Un intervento programmato al colon, la degenza durerà almeno cinque giorni. L’arrivo in ospedale “in anonimato”, senza seguito. Ricoverato al decimo piano, come Wojtyla

Papa Francesco è al Policlinico Gemelli di Roma dove è stato sottoposto ad un intervento chirurgico programmato per una stenosi diverticolare sintomatica del colon. L’intervento chirurgico eseguito dal professore Sergio Alfieri. La degenza durerà “almeno cinque giorni”, apprende l’ANSA da fonti vicine all’ospedale.

Erano da poco passate le 15 quando l’auto di papa Francesco, come di consueto, senza particolari segni di riconoscimento, ha lasciato il Pontefice all’ingresso della struttura

 

Con lui solo un ridottissimo seguito: soltanto l’autista e uno stretto collaboratore di Francesco. In quel momento, nessuno dei normali degenti del Gemelli si è accorto di qualcosa di particolare che stesse accadendo. Nessuno neanche della gran parte del personale del policlinico universitario – se non i medici direttamente coinvolti – era a conoscenza dell’intervento chirurgico cui doveva essere sottoposto il Papa.

E’ il primo ricovero ospedaliero di Jorge Mario Bergoglio da Papa, a parte l’operazione di un paio d’anni fa per una cataratta.
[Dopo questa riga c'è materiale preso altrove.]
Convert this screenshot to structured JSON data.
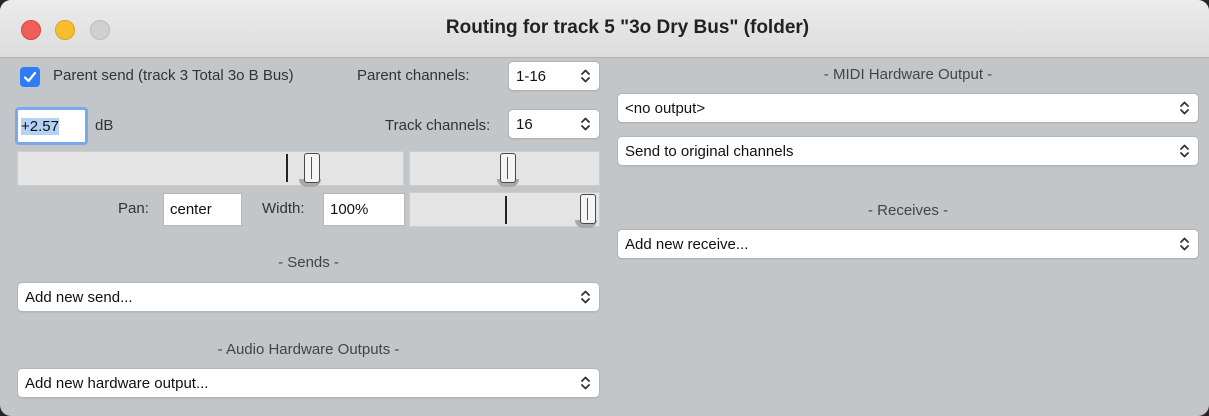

Francesco ha voluto aspettare l’inizio di luglio, mese in cui come ogni anno riduce gli impegni e interrompe le udienze, per affrontare questo suo nuovo problema di salute, di cui finora in pochi erano al corrente. A quanto si è potuto apprendere, è stato il suo nuovo medico personale, Roberto Bernabei, noto nome della Gerontologia italiana e ordinario di Medicina Interna e Geriatria proprio alla Cattolica, a focalizzare subito dopo la sua nomina, alla fine dello scorso febbraio, che il Papa aveva problemi al colon. Si è arrivati così, passati alcuni mesi, alla decisione di programmare per oggi l’intervento chirurgico.

A posteriori si comprende anche come mai il Papa, all’Angelus di domenica scorsa, avesse più che in altre occasioni chiesto per sé le preghiere dei fedeli. “In prossimità della festa dei Santi Pietro e Paolo, vi chiedo di pregare per il Papa. Pregate in modo speciale: il Papa ha bisogno delle vostre preghiere! Grazie. So che lo farete”, aveva detto.

Per la degenza al Gemelli, papa Francesco è stato sistemato al decimo piano del Policlinico universitario, negli stessi locali che in passato hanno già ospitato Giovanni Paolo II . Papa Francesco è il secondo Pontefice ad essere ricoverato, in tutta la storia dei Papi, al Gemelli. Il primo, con ben sette accessi, era stato naturalmente Wojtyla. Proprio per i numerosi ricoveri e i lunghi periodi di degenza, venne coniata la celebre espressione il “Terzo vaticano”, riferita appunto al Gemelli.